Now, let’s talk about training opportunities.  The best compressed training available in our industry occurs each year at the CFI Convention.  Last year, MAPEI covered moisture and its effect on installation; Armstrong presented heat welding of heat sensitive urethane sheet goods; and Romanoff Flooring Installation (RFI) and Custom Decorators Inc (CDI) shared seminars on residential and commercial workroom operations.  Jon Namba and Robert Varden demonstrated the techniques required to correct out-of-tolerance situations in bow, skew, edge hook and pattern elongation at the patterned carpet workshop.  Husqvarna brought in over $200,000 worth of surface prep and concrete polishing equipment to teach principles of grinding.  Johnsonite provided tips on rubber floor installation; DuoFast brought in new concepts of tackstrip installation and established a forum in which CFI installers critiqued the development of new tools.  CFI installers have the opportunity to network with others, evaluate new tools, concepts and installation techniques every year at the Convention. 

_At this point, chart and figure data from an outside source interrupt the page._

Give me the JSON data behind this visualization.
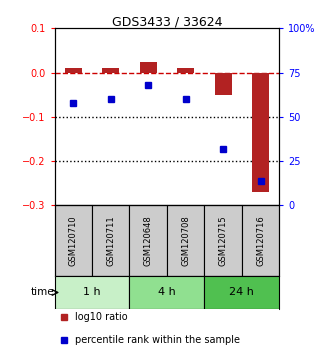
{
  "title": "GDS3433 / 33624",
  "samples": [
    "GSM120710",
    "GSM120711",
    "GSM120648",
    "GSM120708",
    "GSM120715",
    "GSM120716"
  ],
  "log10_ratio": [
    0.01,
    0.01,
    0.025,
    0.01,
    -0.05,
    -0.27
  ],
  "percentile_rank": [
    58,
    60,
    68,
    60,
    32,
    14
  ],
  "groups": [
    {
      "label": "1 h",
      "indices": [
        0,
        1
      ],
      "color": "#c8f0c8"
    },
    {
      "label": "4 h",
      "indices": [
        2,
        3
      ],
      "color": "#90e090"
    },
    {
      "label": "24 h",
      "indices": [
        4,
        5
      ],
      "color": "#50c050"
    }
  ],
  "ylim_left": [
    -0.3,
    0.1
  ],
  "ylim_right": [
    0,
    100
  ],
  "yticks_left": [
    0.1,
    0.0,
    -0.1,
    -0.2,
    -0.3
  ],
  "yticks_right": [
    100,
    75,
    50,
    25,
    0
  ],
  "bar_color": "#b22222",
  "dot_color": "#0000cc",
  "dashed_line_color": "#cc0000",
  "dotted_line_color": "#000000",
  "bg_color": "#ffffff",
  "sample_box_color": "#cccccc",
  "time_label": "time"
}
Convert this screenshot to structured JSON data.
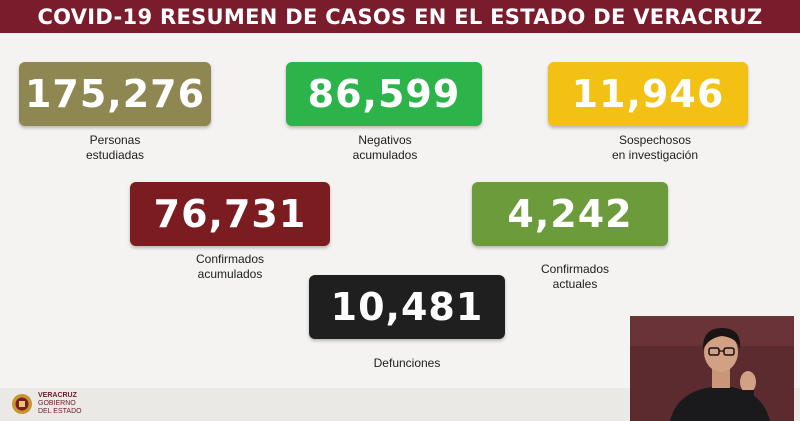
{
  "header": {
    "title": "COVID-19 RESUMEN DE CASOS EN EL ESTADO DE VERACRUZ"
  },
  "stats": {
    "personas": {
      "value": "175,276",
      "label1": "Personas",
      "label2": "estudiadas"
    },
    "negativos": {
      "value": "86,599",
      "label1": "Negativos",
      "label2": "acumulados"
    },
    "sospechosos": {
      "value": "11,946",
      "label1": "Sospechosos",
      "label2": "en investigación"
    },
    "confirmados": {
      "value": "76,731",
      "label1": "Confirmados",
      "label2": "acumulados"
    },
    "actuales": {
      "value": "4,242",
      "label1": "Confirmados",
      "label2": "actuales"
    },
    "defunciones": {
      "value": "10,481",
      "label1": "Defunciones"
    }
  },
  "colors": {
    "header": "#7a1c2c",
    "personas": "#8e8751",
    "negativos": "#2cb44b",
    "sospechosos": "#f2c113",
    "confirmados": "#7a1c20",
    "actuales": "#6c9b3c",
    "defunciones": "#1f1f1f"
  },
  "footer": {
    "logo_line1": "VERACRUZ",
    "logo_line2": "GOBIERNO",
    "logo_line3": "DEL ESTADO"
  }
}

Gary Goodrich, inventor of the Evn Seam Iron and holder of numerous patents, shared the process of product development and requirements for obtaining a patent.  Schluter provided instructions for the correct installation of the Kerdi Shower System.  Congoleum shared techniques of working with Dura Ceramic.  CFI’s good friend, Jim Lee, Executive Director of FIANA and a member of the CFI Board of Directors challenged all CFI installers to continue promoting quality installation and shared ideas in which this can be done effectively.

Every year, one of the highlights of the CFI Convention is our WFCA sponsored Leadership Conference.  For many years, Chris Davis and the WFCA have provided us with the best motivational speakers in the nation.  Past conventions have included the woven carpet installation workshop, custom area rugs and fiber optics, hand sewing, stair upholstery, preparation for the Master-II exam and virtually every topic that involves floor coverings and installation.  The CFI Convention is open to everyone.

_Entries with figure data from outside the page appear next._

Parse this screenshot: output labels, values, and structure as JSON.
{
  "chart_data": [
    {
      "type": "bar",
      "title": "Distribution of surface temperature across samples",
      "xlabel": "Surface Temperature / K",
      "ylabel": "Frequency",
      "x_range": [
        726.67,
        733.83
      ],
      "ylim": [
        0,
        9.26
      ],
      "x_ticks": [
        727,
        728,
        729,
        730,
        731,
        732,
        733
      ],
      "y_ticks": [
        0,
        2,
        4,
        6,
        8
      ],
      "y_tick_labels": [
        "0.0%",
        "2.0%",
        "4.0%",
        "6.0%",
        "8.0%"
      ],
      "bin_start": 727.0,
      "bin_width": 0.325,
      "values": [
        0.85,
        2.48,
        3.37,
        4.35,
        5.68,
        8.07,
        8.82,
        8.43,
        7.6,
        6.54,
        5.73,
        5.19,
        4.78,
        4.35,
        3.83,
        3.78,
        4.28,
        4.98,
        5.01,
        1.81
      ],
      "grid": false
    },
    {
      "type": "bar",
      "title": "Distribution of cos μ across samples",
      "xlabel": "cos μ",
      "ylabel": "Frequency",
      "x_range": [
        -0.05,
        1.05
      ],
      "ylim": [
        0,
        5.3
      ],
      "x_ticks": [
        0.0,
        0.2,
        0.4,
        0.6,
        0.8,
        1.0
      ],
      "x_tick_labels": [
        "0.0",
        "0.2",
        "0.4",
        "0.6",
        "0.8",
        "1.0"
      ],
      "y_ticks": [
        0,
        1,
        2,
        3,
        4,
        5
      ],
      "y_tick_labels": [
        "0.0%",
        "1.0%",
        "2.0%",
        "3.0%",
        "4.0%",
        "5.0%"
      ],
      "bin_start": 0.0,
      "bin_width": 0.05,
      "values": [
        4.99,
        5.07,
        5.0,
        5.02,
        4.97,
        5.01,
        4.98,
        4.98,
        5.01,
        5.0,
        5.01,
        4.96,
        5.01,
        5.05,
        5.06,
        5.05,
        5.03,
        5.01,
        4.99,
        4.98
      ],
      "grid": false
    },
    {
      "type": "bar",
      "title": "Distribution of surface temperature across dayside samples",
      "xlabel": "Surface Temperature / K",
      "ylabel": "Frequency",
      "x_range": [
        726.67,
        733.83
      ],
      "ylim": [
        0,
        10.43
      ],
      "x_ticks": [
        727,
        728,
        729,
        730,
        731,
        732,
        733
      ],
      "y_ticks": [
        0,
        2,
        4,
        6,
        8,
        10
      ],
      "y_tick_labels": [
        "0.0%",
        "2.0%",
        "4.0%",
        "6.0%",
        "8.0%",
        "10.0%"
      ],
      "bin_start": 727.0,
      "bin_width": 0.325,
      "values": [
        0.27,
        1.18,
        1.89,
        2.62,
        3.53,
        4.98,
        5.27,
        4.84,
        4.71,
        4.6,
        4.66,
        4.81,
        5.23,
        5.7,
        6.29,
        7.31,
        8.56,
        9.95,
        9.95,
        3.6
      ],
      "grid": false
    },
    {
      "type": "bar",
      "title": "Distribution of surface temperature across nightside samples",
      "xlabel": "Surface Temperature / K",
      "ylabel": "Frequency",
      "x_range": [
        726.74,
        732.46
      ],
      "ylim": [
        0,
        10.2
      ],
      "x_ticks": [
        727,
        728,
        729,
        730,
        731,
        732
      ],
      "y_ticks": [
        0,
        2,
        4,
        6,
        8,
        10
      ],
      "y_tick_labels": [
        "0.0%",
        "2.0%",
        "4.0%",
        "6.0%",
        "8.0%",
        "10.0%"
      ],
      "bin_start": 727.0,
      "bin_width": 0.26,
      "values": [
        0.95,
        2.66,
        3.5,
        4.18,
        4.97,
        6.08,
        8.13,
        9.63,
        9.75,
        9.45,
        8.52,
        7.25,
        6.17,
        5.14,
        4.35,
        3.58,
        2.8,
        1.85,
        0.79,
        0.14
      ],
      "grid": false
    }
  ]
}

Where I find one of the great values with my CFI membership is the list of CFI installers on the web.  Let’s compare the CFI listing to the yellow pages.  My yellow page ad costs $490 monthly.  This is an annual fee of $5,880.  Most yellow page leads are price shopping to get an installation cost lower than our retail outlets charge.

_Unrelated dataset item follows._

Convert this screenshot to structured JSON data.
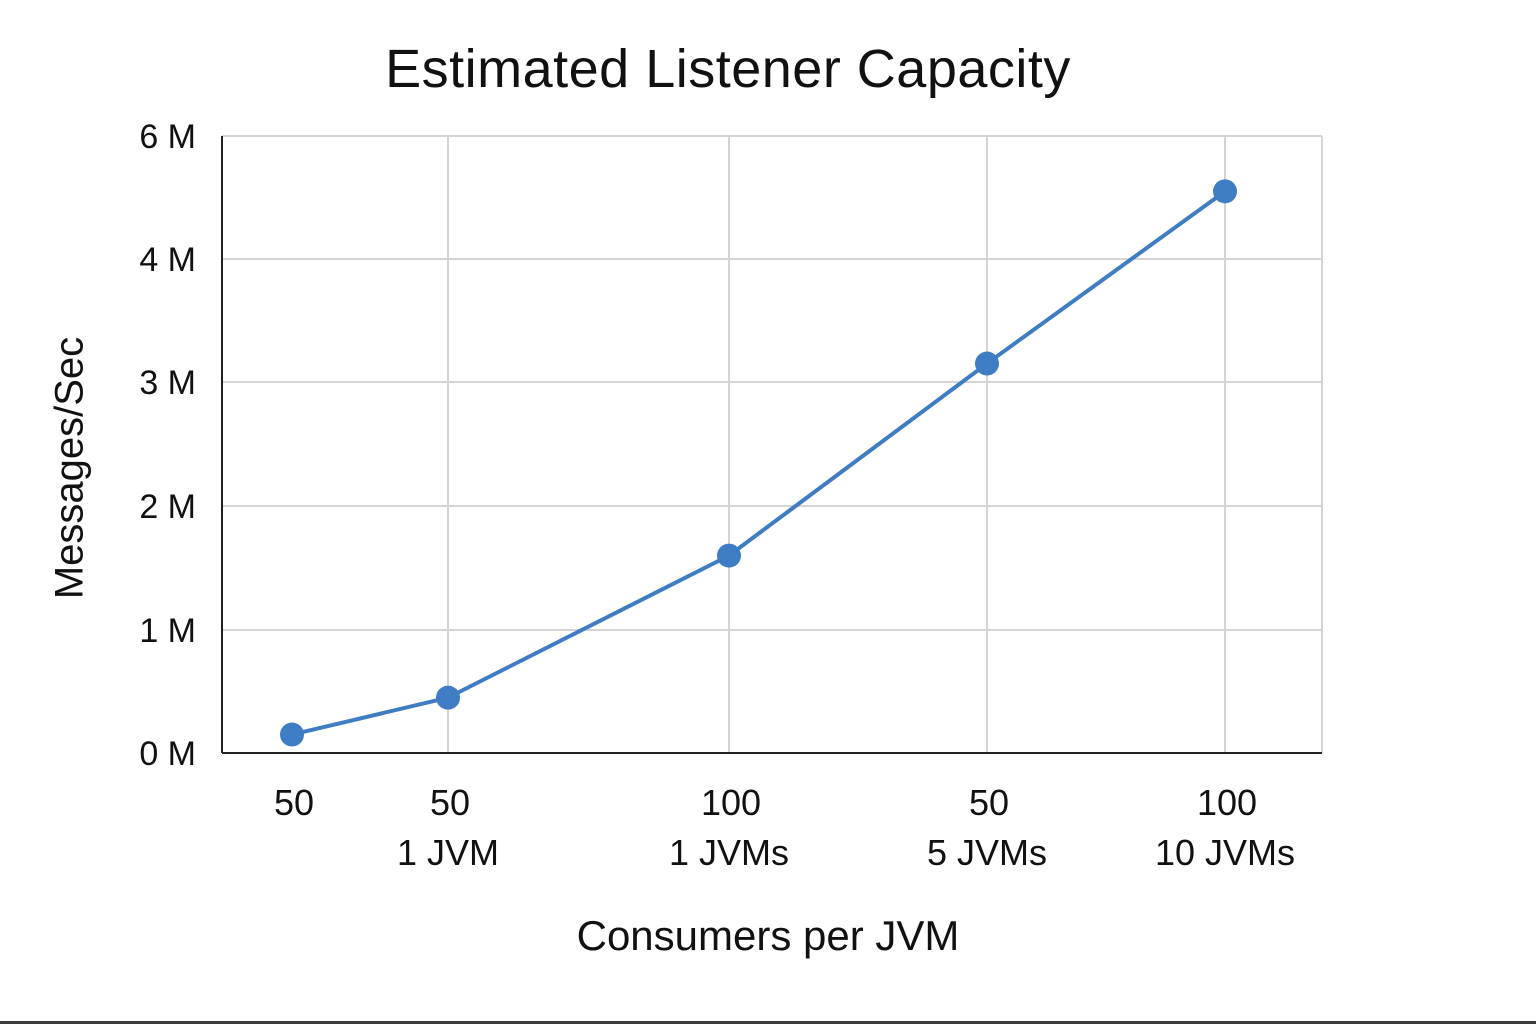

In 2010, your CFI dues are $150 annually, plus $225 for the WFCA membership.  This is an annual fee of $375 for which you get a $500 WFCA educational scholarship which pays 100% of all CFI programs.  THIS IS A GAIN OF $125 in value!  You are listed on the CFI website and when you get a call from a customer, they are not price shopping.  They are VALUE SHOPPING!  They know you are certified and your costs of doing business are more than the non-certified installer.  This is what the designers and architects use when they need to be represented by a professional.  Once you get the opportunity to service the “value-oriented consumer” vs. the “price-shopping customer,” your profits go up.

First Timers receive special attention at the CFI Convention.  We know that the excellence that comes with being a CFI installer goes beyond what you can learn in 3-5 days at a convention or two days at a certification or training. It is a seed that must be nurtured; it requires exposure to all of the great installers, all of our associates and our partners that sponsor the annual CFI jacket.  CFI is a team effort that involves many in the industry.  Our installers must reflect the skills of our founders and the commitment to excellence of the Certified Flooring Installers.

The CFI Family is unique.  We have a common goal; be the best that you can be; give your customer value and service above their expectations, and ALWAYS work with your hands, brain and heart on EVERY job.